Rizal meminta KPK segera menyisir potensi kerugian negara dari kebijakan impor yang telah dilakukan pemerintah.
Ditemani sejumlah pengacara, ia membawa laporan audit BPK dan sejumlah materi lainnya seperti artikel pemberitaan sejumlah media massa sebagai bukti yang dia lampirkan. Dalam laporan tersebut, Rizal ditemui oleh komisioner KPK Basaria Panjaitan.
“Jadi kami tadi menemui Ibu Basaria Panjaitan sebagai komisioner yang ditemani oleh Direktur Litbang KPK dan Direktur Penindakan KPK dan beberapa staf yang lain. Kami laporkan adanya dugaan tindak pidana korupsi di dalam impor pangan,” tutur Rizal di Gedung KPK, Selasa (23/10).
Rizal menduga ada malpraktik impor dari ukuran impor bahan pangan yang kerap dilebihkan jauh dari kebutuhannya. Ia mencontohkan dari impor garam yang dilebihkan 1,5 juta ton, beras 1 juta ton, dan gula 1,2 juta ton.
Ia mewajarkan kalau ada impor untuk bahan pangan yang mengalami kelangkaan.

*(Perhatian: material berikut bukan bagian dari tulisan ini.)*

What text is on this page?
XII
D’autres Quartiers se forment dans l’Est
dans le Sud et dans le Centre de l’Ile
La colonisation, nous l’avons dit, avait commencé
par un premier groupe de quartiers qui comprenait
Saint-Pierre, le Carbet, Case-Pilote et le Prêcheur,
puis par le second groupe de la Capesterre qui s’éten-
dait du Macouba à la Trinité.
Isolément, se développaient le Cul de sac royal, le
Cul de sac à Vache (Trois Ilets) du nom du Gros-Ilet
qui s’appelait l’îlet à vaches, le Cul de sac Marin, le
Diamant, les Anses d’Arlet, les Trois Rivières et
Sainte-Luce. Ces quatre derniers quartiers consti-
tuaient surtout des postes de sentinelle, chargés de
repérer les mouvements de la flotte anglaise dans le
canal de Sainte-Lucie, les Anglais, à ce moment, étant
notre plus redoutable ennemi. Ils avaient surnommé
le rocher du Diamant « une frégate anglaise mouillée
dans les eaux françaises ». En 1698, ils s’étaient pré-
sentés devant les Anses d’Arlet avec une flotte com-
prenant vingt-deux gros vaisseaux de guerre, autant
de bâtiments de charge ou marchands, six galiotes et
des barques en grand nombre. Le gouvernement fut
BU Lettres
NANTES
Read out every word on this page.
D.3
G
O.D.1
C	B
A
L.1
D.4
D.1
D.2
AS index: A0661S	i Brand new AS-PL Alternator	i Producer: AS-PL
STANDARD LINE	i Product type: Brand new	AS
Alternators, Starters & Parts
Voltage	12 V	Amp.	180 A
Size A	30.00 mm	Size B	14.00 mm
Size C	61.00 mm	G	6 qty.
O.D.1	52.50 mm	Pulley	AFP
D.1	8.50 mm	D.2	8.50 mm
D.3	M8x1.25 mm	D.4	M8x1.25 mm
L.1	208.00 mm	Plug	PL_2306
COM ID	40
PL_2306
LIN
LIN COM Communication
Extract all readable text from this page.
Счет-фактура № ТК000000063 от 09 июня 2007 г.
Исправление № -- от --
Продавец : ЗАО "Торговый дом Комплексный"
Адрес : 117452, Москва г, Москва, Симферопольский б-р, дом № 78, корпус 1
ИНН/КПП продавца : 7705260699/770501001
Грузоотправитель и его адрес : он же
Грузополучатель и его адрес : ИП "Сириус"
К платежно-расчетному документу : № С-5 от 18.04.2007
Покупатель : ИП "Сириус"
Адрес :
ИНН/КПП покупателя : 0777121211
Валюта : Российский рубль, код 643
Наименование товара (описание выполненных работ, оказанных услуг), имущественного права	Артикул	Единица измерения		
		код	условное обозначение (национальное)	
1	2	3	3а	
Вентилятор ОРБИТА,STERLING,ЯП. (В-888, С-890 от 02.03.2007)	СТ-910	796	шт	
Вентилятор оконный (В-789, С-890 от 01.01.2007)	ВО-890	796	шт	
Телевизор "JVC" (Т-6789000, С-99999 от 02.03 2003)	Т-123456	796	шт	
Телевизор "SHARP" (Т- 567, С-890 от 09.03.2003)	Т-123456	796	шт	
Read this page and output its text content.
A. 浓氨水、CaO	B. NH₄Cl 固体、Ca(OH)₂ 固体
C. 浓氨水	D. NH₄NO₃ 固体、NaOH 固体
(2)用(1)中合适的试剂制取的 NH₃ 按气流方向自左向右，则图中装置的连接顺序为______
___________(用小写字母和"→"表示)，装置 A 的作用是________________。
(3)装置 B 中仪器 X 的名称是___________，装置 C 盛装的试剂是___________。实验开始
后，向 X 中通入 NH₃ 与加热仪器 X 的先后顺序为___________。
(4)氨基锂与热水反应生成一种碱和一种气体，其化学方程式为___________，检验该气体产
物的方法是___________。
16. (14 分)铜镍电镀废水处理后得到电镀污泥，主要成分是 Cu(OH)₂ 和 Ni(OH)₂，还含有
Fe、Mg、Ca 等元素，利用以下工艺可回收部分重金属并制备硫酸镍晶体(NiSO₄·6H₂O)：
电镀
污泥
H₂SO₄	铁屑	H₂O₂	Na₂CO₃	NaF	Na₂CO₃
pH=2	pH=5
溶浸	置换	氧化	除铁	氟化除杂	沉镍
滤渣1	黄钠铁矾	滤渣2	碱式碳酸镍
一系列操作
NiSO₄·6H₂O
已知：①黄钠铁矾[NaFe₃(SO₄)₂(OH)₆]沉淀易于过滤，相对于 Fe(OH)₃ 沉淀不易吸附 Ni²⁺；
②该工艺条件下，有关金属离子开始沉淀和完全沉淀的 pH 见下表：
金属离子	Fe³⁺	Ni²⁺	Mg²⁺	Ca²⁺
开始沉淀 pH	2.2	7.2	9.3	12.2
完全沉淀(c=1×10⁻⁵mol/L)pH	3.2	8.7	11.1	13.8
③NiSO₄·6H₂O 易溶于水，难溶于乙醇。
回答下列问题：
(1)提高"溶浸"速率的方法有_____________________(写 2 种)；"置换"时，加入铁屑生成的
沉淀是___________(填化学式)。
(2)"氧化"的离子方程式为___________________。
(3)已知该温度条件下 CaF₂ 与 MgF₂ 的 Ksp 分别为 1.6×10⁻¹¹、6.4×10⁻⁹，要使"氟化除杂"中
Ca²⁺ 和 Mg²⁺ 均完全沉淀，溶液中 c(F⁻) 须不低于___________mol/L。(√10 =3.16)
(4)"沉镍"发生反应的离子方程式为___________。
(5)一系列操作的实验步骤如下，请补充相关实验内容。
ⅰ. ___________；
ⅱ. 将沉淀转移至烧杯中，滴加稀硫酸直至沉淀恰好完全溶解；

Namun dalam kasus ini, Rizal menganggapnya sebagai impor artifisial.
“Rekayasa kelangkaan sehingga ada alasan untuk impor lebih banyak lagi yang merugikan petani dan konsumen,” ujarnya.
Kepada pihak KPK, Rizal meminta komisi antirasuah menyelidiki dua kemungkinan pelanggaran yakni kerugian keuangan negara jika impor itu dibuat oleh lembaga negara dan kerugian ekonomi negara terkait potensi uang yang mengalir ke luar negeri untuk kebijakan impor.
Pihak Rizal memperkirakan setidaknya ada Rp24 triliun uang yang harusnya bisa digunakan untuk membeli produk petani lokal namun justru mengalir ke petani negara lain.
Effendy, salah satu pengacara Rizal Ramli, mengatakan pihaknya sudah membawa salah satu hasil audit BPK sejak 2015 hingga semester I 2017. Kendati demikian Effendy maupun Rizal enggan menyebut nama atau pihak yang harus bertanggung jawab atas dugaan korupsi dalam kebijakan impor tersebut.
“Yang dilaporkan itu nanti tugas KPK untuk menelusuri, dari kementerian mana nanti tugas KPK, kami sudah bicara,” kata Effendy.